The ritual is sacred and secret. Odds are, someday, someone besides me (or another druid I suppose) will read this journal, so I’m not going to go into too much detail. I will say, though… was I on the moon?
I woke the next morning—back in Tenebris—somehow rested and not at the same time. We walked down the river until we got back to our boats, and took the rest of the trip back to Black Tree Village. They were, understandably, very upset by Larf’s‘s death. His son, Ralf went so far as to challenge us to a duel, to-the-death. Tom, who had his own loss to mourn, took up the challenge; he knocked Ralf out, but did not kill him. We also paid Larf’s death price of 1000c, which, while not making everything better, allowed most of the goblins to move from anger at us, to mourning Larf’s death. In the morning, Ralf sheepishly approached Tom. He doesn’t know much Common, so Tovaric translated. Ralf was requesting to be Tom’s squire, and Tom accepted. Maybe those two will help each other handle their losses.

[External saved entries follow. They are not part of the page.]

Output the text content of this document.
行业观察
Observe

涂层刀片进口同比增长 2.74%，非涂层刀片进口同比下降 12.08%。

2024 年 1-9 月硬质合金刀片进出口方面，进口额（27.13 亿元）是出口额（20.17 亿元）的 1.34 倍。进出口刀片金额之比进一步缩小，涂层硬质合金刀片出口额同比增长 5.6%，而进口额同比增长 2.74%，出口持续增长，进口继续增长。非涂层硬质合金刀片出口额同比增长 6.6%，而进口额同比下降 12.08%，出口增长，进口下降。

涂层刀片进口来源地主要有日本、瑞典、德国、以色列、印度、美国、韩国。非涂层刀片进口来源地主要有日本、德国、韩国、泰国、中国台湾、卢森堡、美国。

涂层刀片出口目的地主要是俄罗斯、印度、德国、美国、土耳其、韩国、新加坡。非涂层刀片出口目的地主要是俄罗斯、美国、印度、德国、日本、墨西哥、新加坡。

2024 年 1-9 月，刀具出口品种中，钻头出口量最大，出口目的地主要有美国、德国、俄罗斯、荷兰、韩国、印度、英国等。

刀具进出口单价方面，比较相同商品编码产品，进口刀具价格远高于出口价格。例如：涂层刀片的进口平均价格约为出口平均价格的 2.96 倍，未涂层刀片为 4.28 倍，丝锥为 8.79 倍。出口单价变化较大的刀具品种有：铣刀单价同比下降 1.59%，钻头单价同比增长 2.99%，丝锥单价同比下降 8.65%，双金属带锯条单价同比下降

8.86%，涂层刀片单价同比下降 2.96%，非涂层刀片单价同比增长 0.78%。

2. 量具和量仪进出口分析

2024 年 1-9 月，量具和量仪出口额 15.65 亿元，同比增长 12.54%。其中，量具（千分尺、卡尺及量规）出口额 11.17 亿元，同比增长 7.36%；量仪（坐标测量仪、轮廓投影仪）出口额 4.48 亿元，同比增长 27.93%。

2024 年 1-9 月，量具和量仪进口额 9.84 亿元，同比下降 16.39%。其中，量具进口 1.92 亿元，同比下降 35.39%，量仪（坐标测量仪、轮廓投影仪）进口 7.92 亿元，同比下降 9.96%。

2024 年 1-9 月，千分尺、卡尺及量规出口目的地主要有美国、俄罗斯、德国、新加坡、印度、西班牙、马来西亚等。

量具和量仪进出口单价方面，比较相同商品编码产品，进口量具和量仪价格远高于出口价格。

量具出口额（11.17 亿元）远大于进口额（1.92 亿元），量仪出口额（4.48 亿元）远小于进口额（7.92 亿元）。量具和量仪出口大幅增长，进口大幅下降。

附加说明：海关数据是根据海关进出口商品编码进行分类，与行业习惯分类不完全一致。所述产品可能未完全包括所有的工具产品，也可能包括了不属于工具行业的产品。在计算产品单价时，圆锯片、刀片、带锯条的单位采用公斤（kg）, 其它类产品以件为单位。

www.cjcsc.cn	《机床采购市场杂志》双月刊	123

Now we’re back in Aofie’s Stand. The Orange Company has arrived here too. They were worried we’d failed in our task. I know that we we’re tasked—and paid—by them, but I can’t help but feel a little… disdain for the group (or any group) of mercenaries. I don’t trust them, and when they met us on the river to escort us back to town, I was a worried it might not be on good terms. We decided to hide Erevan’s cloak that we’d found on the body of the Devotian Guard. Ironically, despite allowing the bearer to move about more stealthily, it’s also immediately recognizable. In the tube we found, were a map and a journal. We showed these (just copies of the map) to Ardis Slateback and to our Orange Company contact. We’ll sell the original map to our map enthusiast down in Lisrim’s Landing. I suspect there’s more than a historian to that man.
While with Ardis, Myrddin helped negotiate terms between the Black Tree Tribe and the Slateback Prospector’s Guild, and also got them to agree to name the mine after Tim. I want the agreement to be fair, but given society’s attitude toward goblins, I also want the agreement to favor the goblins a little so that the actual outcome of the arrangement is fair. But if the arrangement obviously favors the goblins—if the Slatebacks feel cheated—then those feelings will result in them taking resenting the goblins, which will hurt the goblins in the end. Negotiation is so tricky. I’m glad I wasn’t involved. What we need is to find a good blacksmith—a good man—who will take a few goblins as apprentices. Blood would build stronger ties than coin ever could. But, as Tovaric says, these ties will have to build very slowly if they’re going to work. Goblins are too mistrusted and mistreated.
Anyway, I’m officially a Druid of the Land now. To Timmy!